According to their survey of 2,300 students that they followed for three years, “Those who texted more than 100 times a day were 30 per cent less likely to feel strongly that leading an ethical, principled life was important to them, in comparison to those who texted 50 times or less a day. Higher texting frequency was also consistently associated with higher levels of ethnic prejudice.”
One of the researchers, psychologist Paul Trapnell, said that they wanted to test a 2010 theory which suggested that what they called “ultra-brief” social media like text messages and Twitter would encourage people to become more shallow. They said that they proved that the very frequent use of that kind of media is definitely linked to being shallow and unreflective.
Maybe, but it isn’t entirely clear to this observer that the texting is to blame for the shallowness. It seems to me that the people who are drawn to leaving many brief text messages like OMG and CU — which rapidly add up to the supposedly frequent 100-plus messages a day — are drawn to that medium precisely because they’re already shallow.
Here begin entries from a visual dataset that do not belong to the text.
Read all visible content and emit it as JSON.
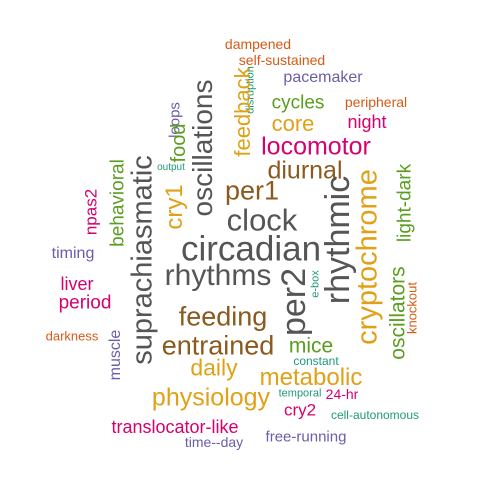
{
  "colors": {
    "gray": "#555555",
    "brown": "#8b5a1e",
    "gold": "#e0a117",
    "green": "#5a9e1f",
    "magenta": "#d6006e",
    "purple": "#6a5ea8",
    "orange": "#d65a16",
    "teal": "#1e9a78"
  },
  "words": [
    {
      "text": "dampened",
      "color": "orange"
    },
    {
      "text": "self-sustained",
      "color": "orange"
    },
    {
      "text": "pacemaker",
      "color": "purple"
    },
    {
      "text": "disruption",
      "color": "teal"
    },
    {
      "text": "feedback",
      "color": "gold"
    },
    {
      "text": "oscillations",
      "color": "gray"
    },
    {
      "text": "loops",
      "color": "purple"
    },
    {
      "text": "cycles",
      "color": "green"
    },
    {
      "text": "peripheral",
      "color": "orange"
    },
    {
      "text": "core",
      "color": "gold"
    },
    {
      "text": "night",
      "color": "magenta"
    },
    {
      "text": "food",
      "color": "green"
    },
    {
      "text": "locomotor",
      "color": "magenta"
    },
    {
      "text": "suprachiasmatic",
      "color": "gray"
    },
    {
      "text": "muscle",
      "color": "purple"
    },
    {
      "text": "behavioral",
      "color": "green"
    },
    {
      "text": "output",
      "color": "teal"
    },
    {
      "text": "npas2",
      "color": "magenta"
    },
    {
      "text": "diurnal",
      "color": "brown"
    },
    {
      "text": "cry1",
      "color": "gold"
    },
    {
      "text": "per1",
      "color": "brown"
    },
    {
      "text": "cryptochrome",
      "color": "gold"
    },
    {
      "text": "light-dark",
      "color": "green"
    },
    {
      "text": "clock",
      "color": "gray"
    },
    {
      "text": "rhythmic",
      "color": "gray"
    },
    {
      "text": "circadian",
      "color": "gray"
    },
    {
      "text": "timing",
      "color": "purple"
    },
    {
      "text": "rhythms",
      "color": "gray"
    },
    {
      "text": "per2",
      "color": "gray"
    },
    {
      "text": "e-box",
      "color": "teal"
    },
    {
      "text": "oscillators",
      "color": "green"
    },
    {
      "text": "knockout",
      "color": "orange"
    },
    {
      "text": "liver",
      "color": "magenta"
    },
    {
      "text": "period",
      "color": "magenta"
    },
    {
      "text": "feeding",
      "color": "brown"
    },
    {
      "text": "darkness",
      "color": "orange"
    },
    {
      "text": "entrained",
      "color": "brown"
    },
    {
      "text": "mice",
      "color": "green"
    },
    {
      "text": "constant",
      "color": "teal"
    },
    {
      "text": "daily",
      "color": "gold"
    },
    {
      "text": "metabolic",
      "color": "gold"
    },
    {
      "text": "physiology",
      "color": "gold"
    },
    {
      "text": "temporal",
      "color": "teal"
    },
    {
      "text": "24-hr",
      "color": "magenta"
    },
    {
      "text": "cry2",
      "color": "magenta"
    },
    {
      "text": "cell-autonomous",
      "color": "teal"
    },
    {
      "text": "translocator-like",
      "color": "magenta"
    },
    {
      "text": "time--day",
      "color": "purple"
    },
    {
      "text": "free-running",
      "color": "purple"
    }
  ]
}
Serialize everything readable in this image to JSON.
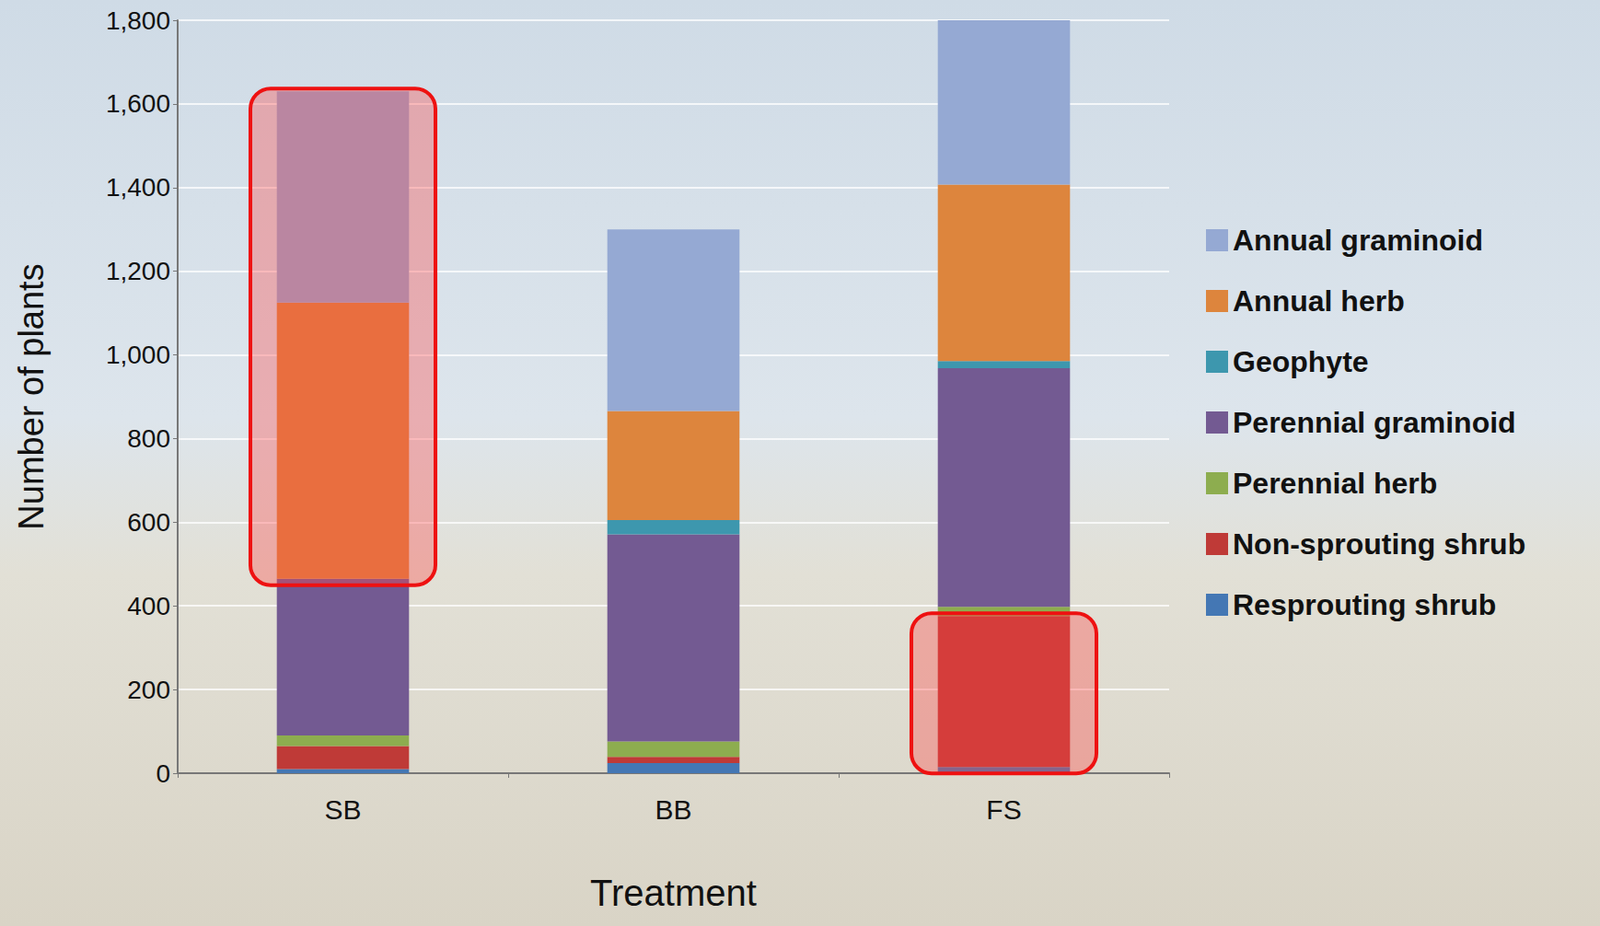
{
  "chart_data": {
    "type": "bar",
    "stacked": true,
    "grid": true,
    "legend": "right",
    "x_label": "Treatment",
    "y_label": "Number of plants",
    "categories": [
      "SB",
      "BB",
      "FS"
    ],
    "ylim": [
      0,
      1800
    ],
    "yticks": [
      0,
      200,
      400,
      600,
      800,
      1000,
      1200,
      1400,
      1600,
      1800
    ],
    "series": [
      {
        "name": "Resprouting shrub",
        "color": "#4477b4",
        "values": [
          10,
          24,
          15
        ]
      },
      {
        "name": "Non-sprouting shrub",
        "color": "#bf3a37",
        "values": [
          55,
          15,
          361
        ]
      },
      {
        "name": "Perennial herb",
        "color": "#8dad4f",
        "values": [
          25,
          37,
          22
        ]
      },
      {
        "name": "Perennial graminoid",
        "color": "#735a92",
        "values": [
          375,
          495,
          570
        ]
      },
      {
        "name": "Geophyte",
        "color": "#3d97ae",
        "values": [
          0,
          34,
          17
        ]
      },
      {
        "name": "Annual herb",
        "color": "#dd853d",
        "values": [
          660,
          261,
          422
        ]
      },
      {
        "name": "Annual graminoid",
        "color": "#95a9d3",
        "values": [
          505,
          434,
          393
        ]
      }
    ]
  }
}
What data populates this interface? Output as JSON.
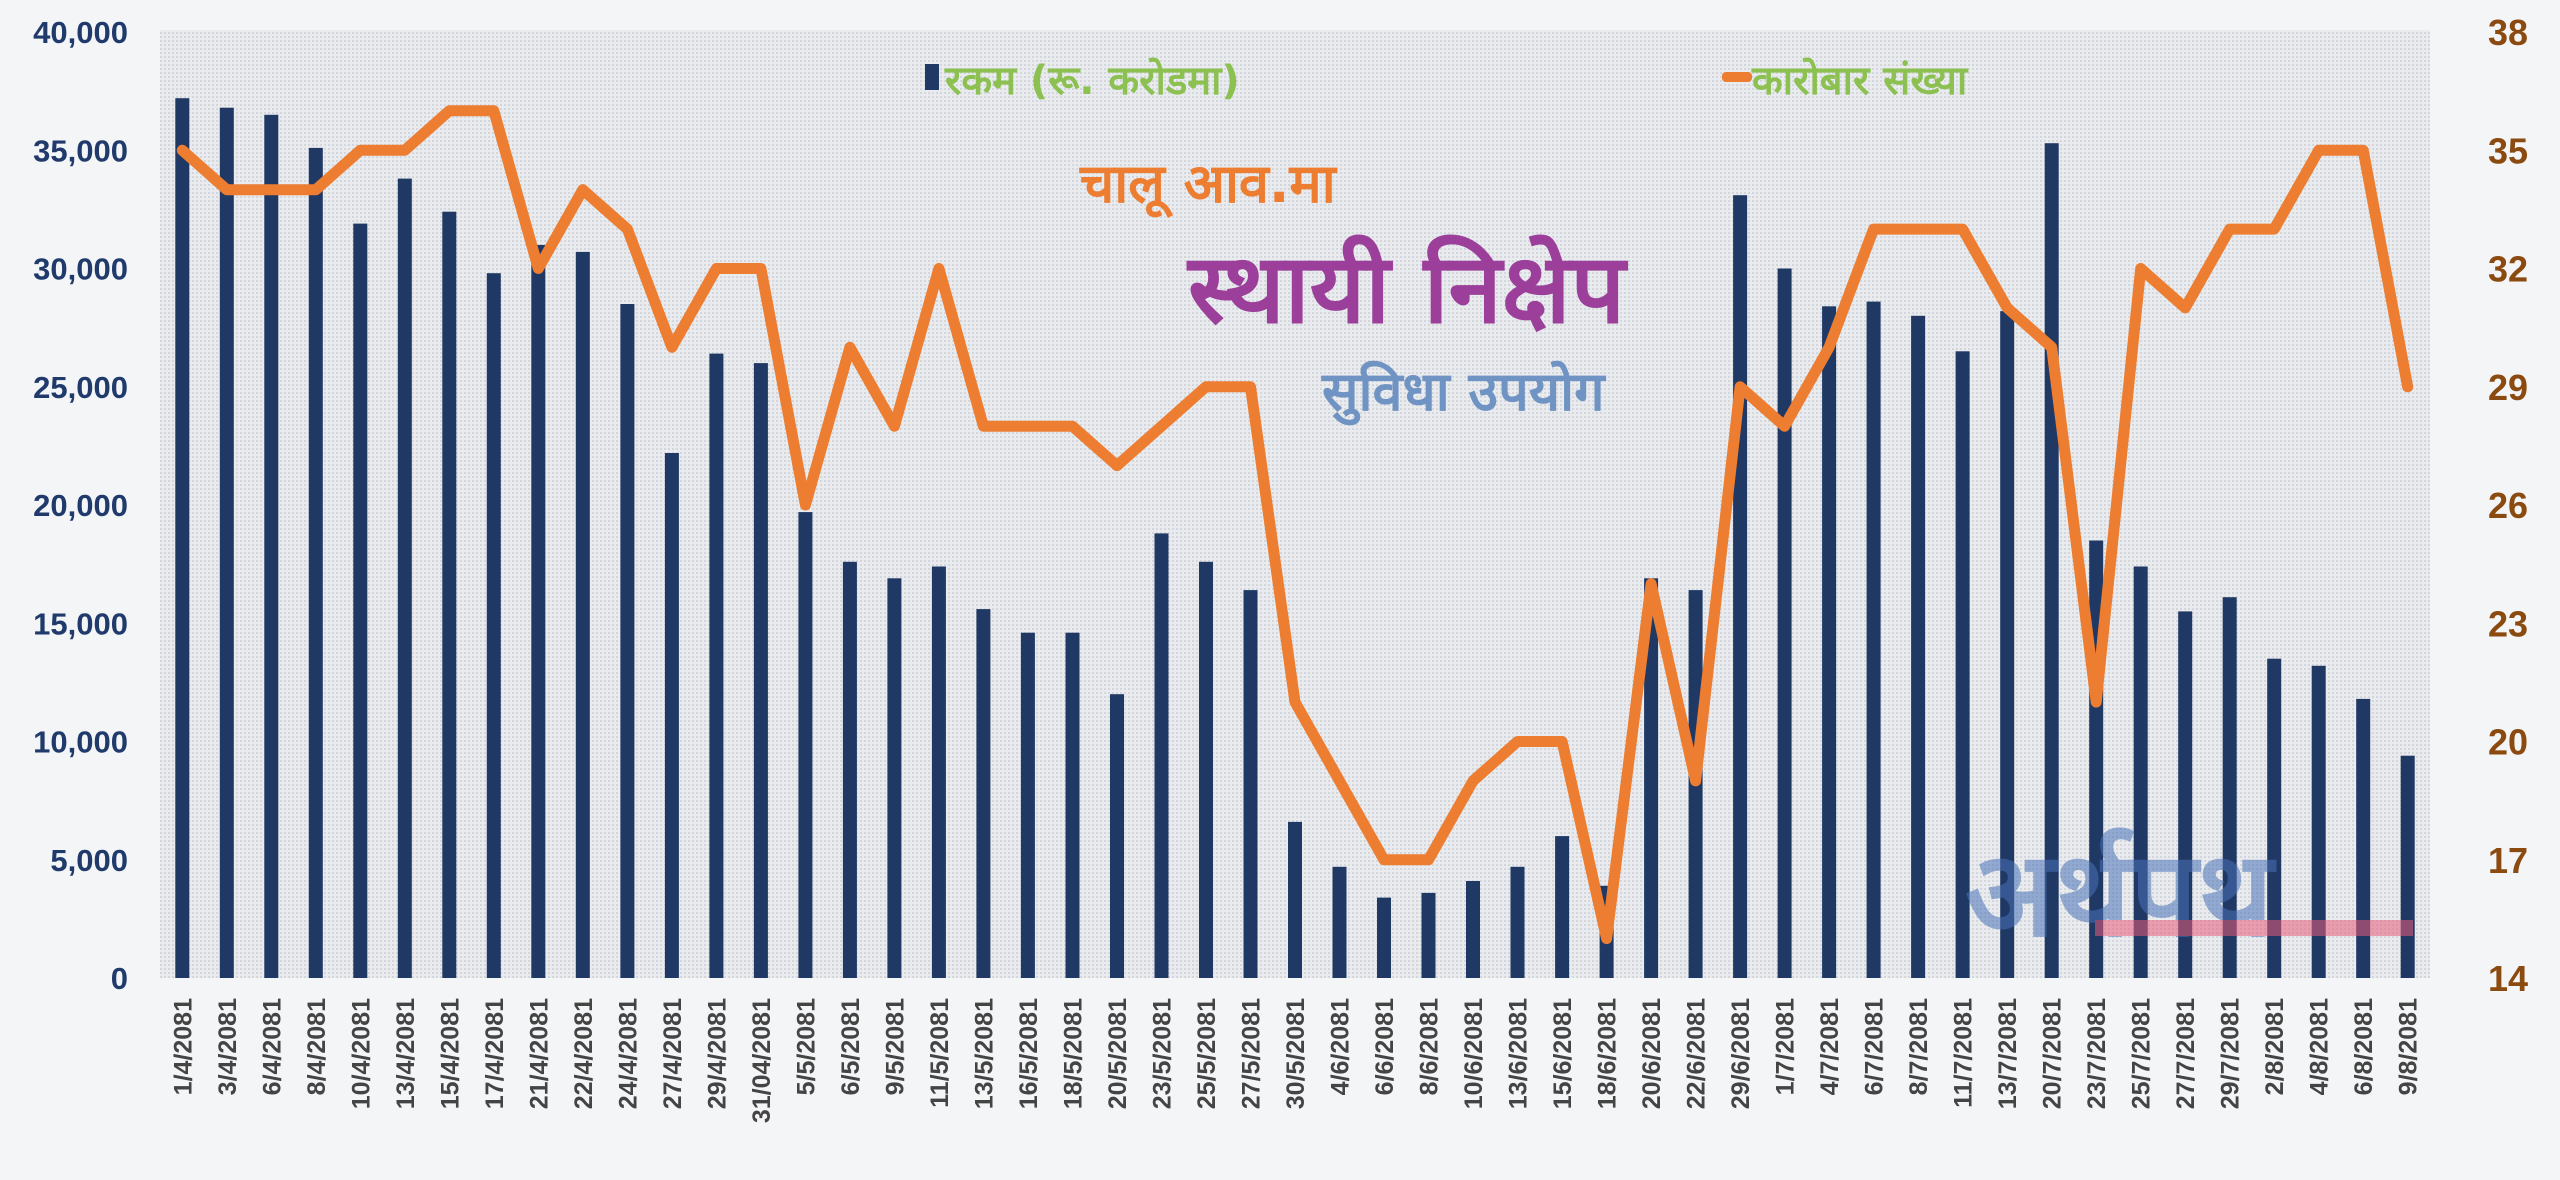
{
  "chart_data": {
    "type": "bar",
    "titles": [
      "चालू आव.मा",
      "स्थायी निक्षेप",
      "सुविधा  उपयोग"
    ],
    "categories": [
      "1/4/2081",
      "3/4/2081",
      "6/4/2081",
      "8/4/2081",
      "10/4/2081",
      "13/4/2081",
      "15/4/2081",
      "17/4/2081",
      "21/4/2081",
      "22/4/2081",
      "24/4/2081",
      "27/4/2081",
      "29/4/2081",
      "31/04/2081",
      "5/5/2081",
      "6/5/2081",
      "9/5/2081",
      "11/5/2081",
      "13/5/2081",
      "16/5/2081",
      "18/5/2081",
      "20/5/2081",
      "23/5/2081",
      "25/5/2081",
      "27/5/2081",
      "30/5/2081",
      "4/6/2081",
      "6/6/2081",
      "8/6/2081",
      "10/6/2081",
      "13/6/2081",
      "15/6/2081",
      "18/6/2081",
      "20/6/2081",
      "22/6/2081",
      "29/6/2081",
      "1/7/2081",
      "4/7/2081",
      "6/7/2081",
      "8/7/2081",
      "11/7/2081",
      "13/7/2081",
      "20/7/2081",
      "23/7/2081",
      "25/7/2081",
      "27/7/2081",
      "29/7/2081",
      "2/8/2081",
      "4/8/2081",
      "6/8/2081",
      "9/8/2081"
    ],
    "series": [
      {
        "name": "रकम (रू. करोडमा)",
        "type": "bar",
        "axis": "left",
        "color": "#1f3864",
        "values": [
          37200,
          36800,
          36500,
          35100,
          31900,
          33800,
          32400,
          29800,
          31000,
          30700,
          28500,
          22200,
          26400,
          26000,
          19700,
          17600,
          16900,
          17400,
          15600,
          14600,
          14600,
          12000,
          18800,
          17600,
          16400,
          6600,
          4700,
          3400,
          3600,
          4100,
          4700,
          6000,
          3900,
          16900,
          16400,
          33100,
          30000,
          28400,
          28600,
          28000,
          26500,
          28200,
          35300,
          18500,
          17400,
          15500,
          16100,
          13500,
          13200,
          11800,
          9400
        ]
      },
      {
        "name": "कारोबार संख्या",
        "type": "line",
        "axis": "right",
        "color": "#ed7d31",
        "values": [
          35,
          34,
          34,
          34,
          35,
          35,
          36,
          36,
          32,
          34,
          33,
          30,
          32,
          32,
          26,
          30,
          28,
          32,
          28,
          28,
          28,
          27,
          28,
          29,
          29,
          21,
          19,
          17,
          17,
          19,
          20,
          20,
          15,
          24,
          19,
          29,
          28,
          30,
          33,
          33,
          33,
          31,
          30,
          21,
          32,
          31,
          33,
          33,
          35,
          35,
          29
        ]
      }
    ],
    "y_left": {
      "ylim": [
        0,
        40000
      ],
      "ticks": [
        "0",
        "5,000",
        "10,000",
        "15,000",
        "20,000",
        "25,000",
        "30,000",
        "35,000",
        "40,000"
      ]
    },
    "y_right": {
      "ylim": [
        14,
        38
      ],
      "ticks": [
        "14",
        "17",
        "20",
        "23",
        "26",
        "29",
        "32",
        "35",
        "38"
      ]
    },
    "legend_placement": "top",
    "grid": false
  },
  "watermark": {
    "text": "अर्थपथ"
  }
}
Sometimes you just want to leave a quick OMG without getting involved in a deeply engaging warm and personal telephone discussion that lasts 30 minutes, right?
If you’re a frequent texter, you can’t catch a break. It’s bad enough that you’re widely viewed as an accident waiting to happen.
The parents of a 22-year-old college student recently released the last text message being written by their son (who was driving at the time) before he crashed and was killed on Apr. 3 near Greeley, CO. He died for a mundane scribble that his parents clearly didn’t think worth sending at the cost of his life:
“Sounds good my man, seeya soon, ill tw…”
While young people catch most of the flack for texting, I can assure you that middle-aged adults are also perfectly capable of texting and driving. I think that’s how I got rear-ended recently. The culprit sheepishly admitted to being distracted, and I’m reasonably sure he was conducting business on the phone when he slammed me.
A study published in late March said that almost half of all adults text and drive, a stunning 49 percent, while teens were still guilty of a pretty amazing 43 percent.
Heck, some people apparently even fly and text. According to a National Transportation Safety Board report, a 2011 helicopter crash that killed five people was caused at least in part because the overworked and distracted 34-year-old pilot was too busy exchanging 20 personal text messages to keep his eyes on the skies.
Now, with the new report that heavy texting is linked to being shallow, the highly addictive activity is once again more-or-less accused of being something for the Darwin Award winners.
Will the thought of being perceived as shallow stop you from texting? Me neither. I’ll try to avoid texting while piloting helicopters and driving motor vehicles, but there’s a limit.
If texting makes me shallow, I don’t wanna be deep.